County Council OKs dog license increase
Plus, Council members hear county budget looking healthy
Dog license fees will increase in Summit County as officials seek more funding for the county’s Division of Animal Control.
During the Aug. 12 meeting, County Council adopted an ordinance amending the current Animal Control ordinance to increase the cost of a dog license to $18 from $14 starting in 2014. Kennel fees will increase to $80 from the current $50.
The changes also will allow the county to offer a new three-year license and permanent license for dogs, as required by the recently passed state budget. The cost of a three-year license will be $54, while the permanent license will cost $180, which is equal to the cost of an annual license for 10 years.
The ordinance also changes the adoption fee for a dog from $90 to $76, plus the cost of a license. The $60 charge for cats and kittens remain the same.
County officials have said the changes are meant to help Animal Control become self-supporting. In the past few years, the county has paid the department’s utilities, which were more than $100,000 last year.
Also during the meeting, Brian Nelsen, of the Executive’s Office of Finance and Budget, gave Council members an update on the county’s finances.
Nelsen said highlights include the property transfer tax, which was up 49 percent in July from the previous year and up nearly 20 percent year-to-date.
“We are seeing healthy gains,” Nelsen said. “We are seeing finally an increase in the number of properties moving and the average valuation of the properties moving.”
Sales tax revenues also increased 10 percent in July and 6 percent year-to-date, he added.
As for the new casino tax, the county received $843,000 for the second quarter of the year, which was the first quarter in which all four casinos in the state were open. So far this year, the county has received $1.376 million in casino tax, and Nelsen said the county’s estimate that it will receive $3 million for the year is on target.
At this point, Nelsen said the county is expecting $1 million more in annual revenues than expected. As for expenses, the county is still within its budget but will still likely use $1.3 million in reserves, much of which is being used to cover a cost-of-living adjustment for county employees that was approved this year.

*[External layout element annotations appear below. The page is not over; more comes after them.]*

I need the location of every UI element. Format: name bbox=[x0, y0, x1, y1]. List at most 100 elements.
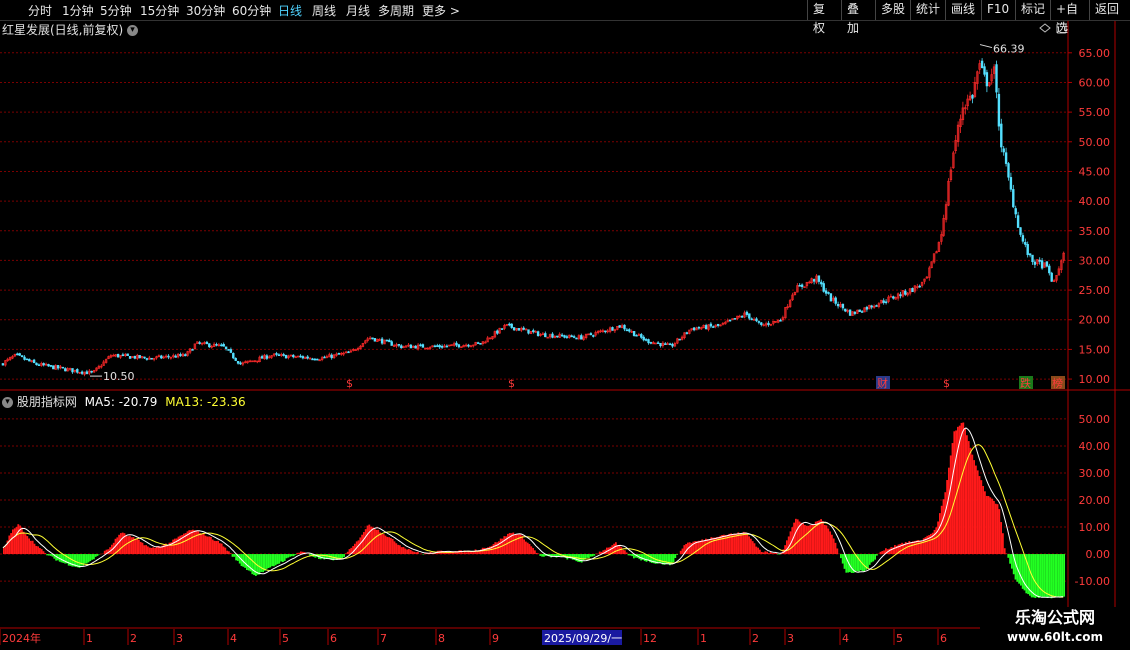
candle bbox=[769, 323, 773, 327]
candle bbox=[786, 303, 789, 310]
candle bbox=[481, 341, 485, 346]
action-button-2[interactable]: 多股 bbox=[875, 0, 910, 20]
indicator-bar bbox=[984, 491, 986, 555]
candle bbox=[510, 323, 513, 329]
period-tab-6[interactable]: 日线 bbox=[278, 2, 302, 19]
indicator-bar bbox=[827, 528, 830, 555]
candle bbox=[174, 354, 177, 358]
candle bbox=[863, 307, 866, 313]
indicator-collapse-icon[interactable]: ▾ bbox=[2, 397, 13, 408]
candle bbox=[592, 334, 595, 338]
candle bbox=[1012, 184, 1015, 209]
action-button-8[interactable]: 返回 bbox=[1089, 0, 1130, 20]
x-tick-12: 1 bbox=[700, 632, 707, 645]
indicator-bar bbox=[744, 532, 747, 555]
indicator-bar bbox=[1018, 554, 1020, 584]
action-button-5[interactable]: F10 bbox=[981, 0, 1015, 20]
indicator-bar bbox=[719, 535, 722, 555]
x-tick-4: 4 bbox=[230, 632, 237, 645]
candle bbox=[604, 330, 607, 334]
candle bbox=[865, 305, 869, 312]
candle bbox=[983, 63, 986, 77]
indicator-bar bbox=[620, 547, 623, 555]
candle bbox=[18, 352, 21, 357]
indicator-bar bbox=[460, 550, 462, 555]
indicator-bar bbox=[796, 519, 799, 555]
candle bbox=[798, 283, 801, 287]
indicator-bar bbox=[849, 554, 851, 573]
indicator-bar bbox=[804, 525, 806, 555]
candle bbox=[553, 334, 557, 339]
period-tab-3[interactable]: 15分钟 bbox=[140, 2, 179, 19]
candle bbox=[260, 354, 264, 359]
period-tab-4[interactable]: 30分钟 bbox=[186, 2, 225, 19]
indicator-bar bbox=[946, 480, 948, 555]
period-tab-5[interactable]: 60分钟 bbox=[232, 2, 271, 19]
indicator-bar bbox=[21, 527, 23, 555]
x-tick-9: 9 bbox=[492, 632, 499, 645]
indicator-bar bbox=[863, 554, 866, 572]
indicator-bar bbox=[816, 521, 819, 555]
candle bbox=[822, 281, 825, 293]
candle bbox=[601, 328, 605, 333]
period-tab-1[interactable]: 1分钟 bbox=[62, 2, 94, 19]
candle bbox=[534, 330, 537, 333]
action-button-0[interactable]: 复权 bbox=[807, 0, 841, 35]
candle bbox=[1, 362, 5, 366]
indicator-bar bbox=[10, 533, 12, 555]
candle bbox=[414, 345, 417, 349]
candle bbox=[467, 343, 470, 348]
candle bbox=[148, 355, 151, 360]
period-tab-2[interactable]: 5分钟 bbox=[100, 2, 132, 19]
period-tab-9[interactable]: 多周期 bbox=[378, 2, 414, 19]
candle bbox=[767, 320, 770, 327]
candle bbox=[666, 341, 669, 345]
candle bbox=[73, 369, 77, 374]
candle bbox=[61, 366, 65, 369]
period-tab-10[interactable]: 更多 > bbox=[422, 2, 460, 19]
indicator-bar bbox=[1032, 554, 1035, 598]
period-tab-7[interactable]: 周线 bbox=[312, 2, 336, 19]
indicator-bar bbox=[417, 551, 419, 555]
candle bbox=[892, 295, 895, 300]
indicator-name: 股朋指标网 bbox=[16, 395, 77, 409]
indicator-bar bbox=[462, 552, 464, 555]
indicator-bar bbox=[174, 538, 176, 555]
indicator-bar bbox=[30, 540, 32, 555]
candle bbox=[928, 265, 931, 281]
action-button-1[interactable]: 叠加 bbox=[841, 0, 875, 35]
candle bbox=[719, 324, 722, 327]
period-tab-8[interactable]: 月线 bbox=[346, 2, 370, 19]
candle bbox=[450, 344, 453, 347]
candle bbox=[340, 352, 343, 356]
candle bbox=[287, 354, 290, 360]
candle bbox=[390, 340, 393, 346]
candle bbox=[23, 355, 26, 361]
x-tick-11: 12 bbox=[643, 632, 657, 645]
candle bbox=[313, 358, 317, 361]
indicator-bar bbox=[298, 552, 300, 555]
candle bbox=[940, 231, 943, 245]
candle bbox=[661, 341, 665, 348]
indicator-bar bbox=[876, 554, 878, 556]
ind-y-tick-4: 10.00 bbox=[1079, 521, 1111, 534]
chevron-down-icon[interactable]: ▾ bbox=[127, 25, 139, 36]
indicator-bar bbox=[823, 524, 826, 555]
indicator-bar bbox=[399, 545, 401, 555]
action-button-4[interactable]: 画线 bbox=[945, 0, 981, 20]
period-tab-0[interactable]: 分时 bbox=[28, 2, 52, 19]
indicator-bar bbox=[269, 554, 272, 568]
action-button-6[interactable]: 标记 bbox=[1015, 0, 1050, 20]
indicator-bar bbox=[962, 422, 965, 555]
candle bbox=[618, 325, 621, 328]
candle bbox=[186, 350, 189, 357]
indicator-bar bbox=[138, 539, 140, 555]
indicator-bar bbox=[8, 535, 11, 555]
indicator-bar bbox=[49, 554, 52, 556]
indicator-bar bbox=[681, 548, 684, 555]
indicator-bar bbox=[130, 537, 133, 555]
action-button-3[interactable]: 统计 bbox=[910, 0, 945, 20]
chart-canvas[interactable]: 65.0060.0055.0050.0045.0040.0035.0030.00… bbox=[0, 0, 1130, 650]
action-button-7[interactable]: +自选 bbox=[1050, 0, 1089, 35]
candle bbox=[296, 355, 300, 358]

In other business, a new ordinance to manage storm water in the county was introduced during the meeting.
There was no discussion on the proposed ordinance, and it was assigned to the Public Works Committee, which is expected to discuss the issue during its meeting Aug. 19.

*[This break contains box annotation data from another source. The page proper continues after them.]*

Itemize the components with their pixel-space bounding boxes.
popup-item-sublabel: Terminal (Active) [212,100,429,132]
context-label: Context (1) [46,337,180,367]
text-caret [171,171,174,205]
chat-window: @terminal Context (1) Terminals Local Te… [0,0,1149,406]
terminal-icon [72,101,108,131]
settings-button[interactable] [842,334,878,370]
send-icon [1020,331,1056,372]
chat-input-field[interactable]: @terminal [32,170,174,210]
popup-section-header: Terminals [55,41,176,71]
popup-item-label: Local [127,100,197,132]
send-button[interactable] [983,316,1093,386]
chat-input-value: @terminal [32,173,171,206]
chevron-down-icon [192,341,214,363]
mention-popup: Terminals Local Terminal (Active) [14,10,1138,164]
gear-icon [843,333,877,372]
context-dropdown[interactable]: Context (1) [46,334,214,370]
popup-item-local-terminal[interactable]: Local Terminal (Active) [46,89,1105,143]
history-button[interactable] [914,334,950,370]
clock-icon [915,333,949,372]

The Summit County Engineer’s Office prepared the legislation, which is meant to “establish technically feasible and economically reasonable storm water management standards to achieve a level of storm water quality and quantity control for newly developed, or redeveloped, property that will minimize damage to property, and degradation of water resources,” according to the proposed ordinance.
Also introduced and assigned to the Planning and Economic Development Committee was a resolution that would allow the county to increase the amount granted to Coventry Township for the Moving Ohio Forward demolition program. According to the legislation, adoption will allow the township to receive another $25,000 to put toward the program, which deals with vacant and blighted residential properties.
Council also adopted a resolution approving a reduction in the number of members on the Alcohol, Drug Addiction and Mental Health Services Board from 18 to 14, as required by the new state budget bill.
Also adopted was an ordinance amending the county’s competitive bidding ordinances that will allow the county to purchase without competitive bidding some items and services at less than State Term pricing or pricing at less than that procured by another political subdivision.
Council will meet for committee meetings Aug. 19 at 4:30 p.m. in Council Chambers on the seventh floor of the Ohio Building, 175 S. Main St. in Downtown Akron.